According to SERAP, the 2020 annual audited report published last week by the Auditor-General of the Federation documents damning revelations including that there was no document to show the movement and spending of the IMF loan.
SERAP also urged the President to ensure that, "anyone suspected to be responsible should face prosecution as appropriate, if there is sufficient admissible evidence, and any missing IMF loan should be fully recovered and returned to the public treasury."
In the letter dated 3 February 2024 and signed by SERAP deputy director Kolawole Oluwadare, the organisation said: "There is a legitimate public interest in ensuring justice and accountability for these serious allegations.

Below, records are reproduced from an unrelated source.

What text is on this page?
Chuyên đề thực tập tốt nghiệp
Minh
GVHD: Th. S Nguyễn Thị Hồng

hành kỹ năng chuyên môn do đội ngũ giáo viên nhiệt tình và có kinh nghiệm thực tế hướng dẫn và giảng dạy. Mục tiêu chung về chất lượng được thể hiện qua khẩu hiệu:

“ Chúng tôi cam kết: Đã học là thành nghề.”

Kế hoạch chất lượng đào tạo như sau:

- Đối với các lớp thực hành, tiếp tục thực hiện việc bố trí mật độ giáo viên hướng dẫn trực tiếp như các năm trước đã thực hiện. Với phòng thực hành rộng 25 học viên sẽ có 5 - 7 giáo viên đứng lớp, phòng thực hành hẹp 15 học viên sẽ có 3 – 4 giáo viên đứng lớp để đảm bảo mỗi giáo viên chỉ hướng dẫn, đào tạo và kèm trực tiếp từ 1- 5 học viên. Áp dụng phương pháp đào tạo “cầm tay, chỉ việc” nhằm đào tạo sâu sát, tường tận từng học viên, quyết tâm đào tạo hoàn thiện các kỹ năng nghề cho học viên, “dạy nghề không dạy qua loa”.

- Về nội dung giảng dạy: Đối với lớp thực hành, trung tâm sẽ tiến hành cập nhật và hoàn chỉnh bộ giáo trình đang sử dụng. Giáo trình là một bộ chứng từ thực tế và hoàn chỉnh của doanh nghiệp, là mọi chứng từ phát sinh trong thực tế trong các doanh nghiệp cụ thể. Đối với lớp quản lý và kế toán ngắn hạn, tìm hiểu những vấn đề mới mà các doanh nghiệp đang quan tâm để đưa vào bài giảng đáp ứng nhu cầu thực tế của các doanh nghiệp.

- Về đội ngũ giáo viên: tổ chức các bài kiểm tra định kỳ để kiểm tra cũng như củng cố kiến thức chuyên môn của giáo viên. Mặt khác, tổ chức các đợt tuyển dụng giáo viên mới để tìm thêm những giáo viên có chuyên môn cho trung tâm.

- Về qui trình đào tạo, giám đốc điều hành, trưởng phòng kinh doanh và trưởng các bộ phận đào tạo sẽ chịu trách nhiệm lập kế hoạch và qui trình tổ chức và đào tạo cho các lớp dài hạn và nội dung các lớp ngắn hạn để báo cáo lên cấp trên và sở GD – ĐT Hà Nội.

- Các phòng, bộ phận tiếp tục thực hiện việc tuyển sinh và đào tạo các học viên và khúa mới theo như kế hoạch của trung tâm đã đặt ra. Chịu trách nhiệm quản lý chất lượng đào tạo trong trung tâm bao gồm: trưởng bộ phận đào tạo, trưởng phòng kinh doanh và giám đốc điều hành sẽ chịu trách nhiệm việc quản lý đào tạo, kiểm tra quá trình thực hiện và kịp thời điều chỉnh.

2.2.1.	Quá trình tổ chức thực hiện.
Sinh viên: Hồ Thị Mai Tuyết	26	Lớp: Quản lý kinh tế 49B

Taking these important measures would end the impunity of perpetrators.
"Servicing IMF loan that is allegedly missing, diverted or unaccounted for is double jeopardy for Nigerians—they can neither see nor benefit from the projects for which the loan was approved; yet, they are made to pay both the loan and accrued interests.
"Any failure to investigate these grave allegations, bring suspected perpetrators to justice and recover any missing IMF loan would have serious resource allocation and exacerbate the country's debt burden."
SERAP said it would be grateful if the “recommended measures are taken within 7 days of the receipt and/or publication of this letter”.
“If we have not heard from you by then, SERAP shall consider appropriate legal actions to compel your government to comply with our request in the public interest,” it, however, added.
It further said, "The Auditor-General recommends that the money be fully recovered and remitted to the public treasury and those suspected to be involved 'sanctioned and handed over to anticorruption agencies’.
"The allegations of corruption in the spending of IMF loan documented by the Auditor-General undermine economic development of the country, trap the majority of Nigerians in poverty and deprive them of opportunities."
It noted that according to reports, Nigeria is expected to spread the payment of the IMF loan from 2023 to 2027.
It said, “The first instalment, due in 2023, is worth $497.17 million. The second instalment, due in 2024, will be worth $1.76 billion. The third instalment, due in 2025, will be worth $865.27 million.
"The final two instalments, due in 2026 and 2027, will each be worth $33.99 million. These instalments will only be interest payments."
"Investigating the allegations and naming and shaming and prosecuting those suspected to be responsible for the missing IMF would serve the public interest and end the impunity of perpetrators.
"Impunity for corruption in the management of loans obtained by Nigeria will continue as long as high-ranking public officials go largely unpunished for their alleged crimes. It is by pursuing these allegations and taking the evidence before the court that the truth will be revealed and justice best served."